Bookstores - Death of an American Institution

Over the last 5 years, reading clicked with me.  I don't know the exact book that did it, but it all ties back to when I was studying for my M.B.A.  I was attending school part-time, but I truly didn't appreciate the opportunity to study, learn and grow until after I started studying for my graduate degree.  (To be honest, I didn't even have a good reason to go for my graduate degree, I already had a full-time career job lined up after college, but some part of me felt a need to keep learning.. which I am very greatful for... but I digress)

I attended Marywood University where I remember studying under Dr. Rex Dumdum for a few classes, and they were extremely reading intensive.  It was common to have 5-6 10+ page reading assignments - usually from Harvard Business Review - for homework each week.  While that may not seem like a great amount of reading, it was certainly imperative, as each following week all articles were discussed in great lenghts.  I also remember thoroughly enjoying each week's classroom discussions, as it was very enlightening to not only read such advanced concepts, but spend time in class dissecting these articles and reflecting on them, week after week.  As I finished up my degree, I reached out to "Dr. D" as he was affectionately called, asking him what I can read to continue to gain insight and knowledge.  He pointed me in the direction of Malcolm Gladwell, among others, and that was all I needed.. my reading button had been pushed.

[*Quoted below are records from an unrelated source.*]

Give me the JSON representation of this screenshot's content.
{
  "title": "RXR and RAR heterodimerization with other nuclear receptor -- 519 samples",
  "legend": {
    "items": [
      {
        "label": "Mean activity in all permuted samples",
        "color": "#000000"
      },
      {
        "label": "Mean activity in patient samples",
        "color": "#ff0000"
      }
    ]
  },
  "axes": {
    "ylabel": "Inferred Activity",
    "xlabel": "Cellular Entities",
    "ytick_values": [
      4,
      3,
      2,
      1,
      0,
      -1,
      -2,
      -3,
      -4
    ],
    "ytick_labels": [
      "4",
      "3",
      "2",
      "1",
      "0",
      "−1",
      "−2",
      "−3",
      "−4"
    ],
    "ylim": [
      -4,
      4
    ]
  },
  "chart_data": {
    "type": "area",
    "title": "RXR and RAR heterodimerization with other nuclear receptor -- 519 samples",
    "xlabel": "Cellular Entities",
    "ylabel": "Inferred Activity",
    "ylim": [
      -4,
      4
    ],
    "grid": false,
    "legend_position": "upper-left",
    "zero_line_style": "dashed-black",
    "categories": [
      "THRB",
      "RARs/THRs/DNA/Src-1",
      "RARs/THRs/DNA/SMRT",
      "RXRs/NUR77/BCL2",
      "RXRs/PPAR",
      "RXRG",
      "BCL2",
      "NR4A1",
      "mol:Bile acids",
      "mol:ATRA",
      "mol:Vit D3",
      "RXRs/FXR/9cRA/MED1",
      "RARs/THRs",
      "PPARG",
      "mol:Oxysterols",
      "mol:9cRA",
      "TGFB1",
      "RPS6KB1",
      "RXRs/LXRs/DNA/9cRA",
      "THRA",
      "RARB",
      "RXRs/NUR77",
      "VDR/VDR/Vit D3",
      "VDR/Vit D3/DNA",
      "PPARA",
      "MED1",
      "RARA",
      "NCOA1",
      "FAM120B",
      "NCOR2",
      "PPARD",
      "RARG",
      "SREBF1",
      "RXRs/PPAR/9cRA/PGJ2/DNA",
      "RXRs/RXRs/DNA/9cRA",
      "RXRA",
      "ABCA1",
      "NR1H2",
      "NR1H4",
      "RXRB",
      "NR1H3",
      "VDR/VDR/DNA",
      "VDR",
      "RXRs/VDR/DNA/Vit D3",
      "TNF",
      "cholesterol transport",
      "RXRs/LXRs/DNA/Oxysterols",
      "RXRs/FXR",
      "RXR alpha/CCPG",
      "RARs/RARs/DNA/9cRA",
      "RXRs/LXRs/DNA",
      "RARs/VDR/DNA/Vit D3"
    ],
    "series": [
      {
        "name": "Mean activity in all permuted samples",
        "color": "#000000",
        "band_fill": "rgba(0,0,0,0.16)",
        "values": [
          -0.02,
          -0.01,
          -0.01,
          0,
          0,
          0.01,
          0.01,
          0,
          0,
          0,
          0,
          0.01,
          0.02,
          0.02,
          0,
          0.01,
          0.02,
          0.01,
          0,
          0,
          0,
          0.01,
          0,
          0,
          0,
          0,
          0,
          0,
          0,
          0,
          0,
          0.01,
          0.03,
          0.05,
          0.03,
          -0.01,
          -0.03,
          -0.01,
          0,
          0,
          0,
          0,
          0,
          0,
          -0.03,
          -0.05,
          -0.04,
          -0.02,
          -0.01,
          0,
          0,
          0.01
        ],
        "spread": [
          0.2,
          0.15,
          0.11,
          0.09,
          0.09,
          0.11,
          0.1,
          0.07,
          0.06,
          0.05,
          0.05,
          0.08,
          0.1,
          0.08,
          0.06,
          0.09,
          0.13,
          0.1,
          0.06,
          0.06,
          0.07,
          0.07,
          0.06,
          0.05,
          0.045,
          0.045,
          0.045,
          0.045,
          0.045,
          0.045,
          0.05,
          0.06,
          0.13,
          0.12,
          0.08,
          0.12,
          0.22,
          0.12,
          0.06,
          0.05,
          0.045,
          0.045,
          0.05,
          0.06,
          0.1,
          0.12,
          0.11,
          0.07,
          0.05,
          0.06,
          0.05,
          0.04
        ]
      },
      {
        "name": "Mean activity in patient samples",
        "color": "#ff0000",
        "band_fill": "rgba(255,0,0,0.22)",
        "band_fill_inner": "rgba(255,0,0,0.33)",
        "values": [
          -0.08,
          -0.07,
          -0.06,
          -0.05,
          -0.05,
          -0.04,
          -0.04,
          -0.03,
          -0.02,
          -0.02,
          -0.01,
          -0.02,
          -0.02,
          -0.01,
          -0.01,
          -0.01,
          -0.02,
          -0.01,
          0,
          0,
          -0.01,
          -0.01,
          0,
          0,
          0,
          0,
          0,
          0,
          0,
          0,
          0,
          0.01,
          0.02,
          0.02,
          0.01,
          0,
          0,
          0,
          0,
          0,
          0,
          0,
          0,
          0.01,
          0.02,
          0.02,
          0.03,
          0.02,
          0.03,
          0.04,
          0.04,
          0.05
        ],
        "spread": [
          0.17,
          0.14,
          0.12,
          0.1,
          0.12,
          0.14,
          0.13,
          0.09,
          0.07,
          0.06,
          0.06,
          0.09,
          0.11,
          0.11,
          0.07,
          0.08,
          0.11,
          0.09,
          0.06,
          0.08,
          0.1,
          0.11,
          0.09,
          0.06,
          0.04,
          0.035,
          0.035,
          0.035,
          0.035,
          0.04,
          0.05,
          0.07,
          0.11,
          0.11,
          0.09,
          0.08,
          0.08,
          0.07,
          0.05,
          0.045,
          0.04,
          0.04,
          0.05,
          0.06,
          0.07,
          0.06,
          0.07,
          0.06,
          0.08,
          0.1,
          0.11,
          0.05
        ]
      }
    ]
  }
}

Thinking back on it now, that was probably about 5 years ago or so.  Since that time, I haven't become a "huge" reader, I certainly find myself distracted at times to do other things than just read, but I definately have more of a passion for it than I ever had.  However, I have equally found pleasure in finding some reading spots nearby, since I learned that the siren call of a nearby Playstation, no matter how good a book I'm reading, is always tempting.  As such, I found myself at Border's a number of times over the years to get a nice cup of coffee, settle in on a heavily worn down leather sofa and dive into whatever I may have been reading at the time.  Then... Border's closed.  I can't say I'm surprised, I was one of the people that killed them with a death by 1000 cuts.  If you've read my previous post's, you've noticed my oft references to my beloved Kindle.  I don't go to bookstore's to buy books, I go for coffee and a quiet place to read.  For as brilliant a model it is to have a coffee shop in a bookstore, it's stupid to have a bookstore with all those amenities when you don't sell books. published an article late last year regarding the state of bookstores (, and it's interesting.. it also cannot combat what Barnes And Noble has become:

I didn't take that picture, but I easily could have, that isn't just a store display, that is the first thing you see as you now enter B&N stores, which is what I witnessed first hand earlier this week (and has become the inspiration for this post).  Bookstores are dead, and large chains like B&N know it, they're just saving face while they can.  It's a shame too, I went into my local B&N, got a Starbucks coffee, sat in a worn down leather sofa, opened up my current book and chilled out for an hour or so.  I wasn't alone either, there were plenty of people in the store.. just nobody browsing\purchasing books.  I enjoyed being there, and it feels good to be a book nerd amongst fellow book nerds (which is an amazing social experiment, a group of bookies who all share a room yet don't make eye contact or speak to one another).

Retail stores won't die easy, but many die nonetheless, and it's a shame, bookstores seem to have always been that niche store, almost like a special club in any local town or city.  You never saw the skate-rats hanging out in Border's, they were too busy slurping Coke outside the food court or browsing punk CD's at The Wall (yeah.. remember that music store?).  However, take any reader to a local town, they'll sniff out a bookstore within 15 minutes flat, enter the joint and talk to the cashier like their Sam Malone in Cheer's.

So fight the good fight local Barnes and Noble, you and your fellow bookstores are beloved, but you're a dying breed losing the battle one e-book at a time.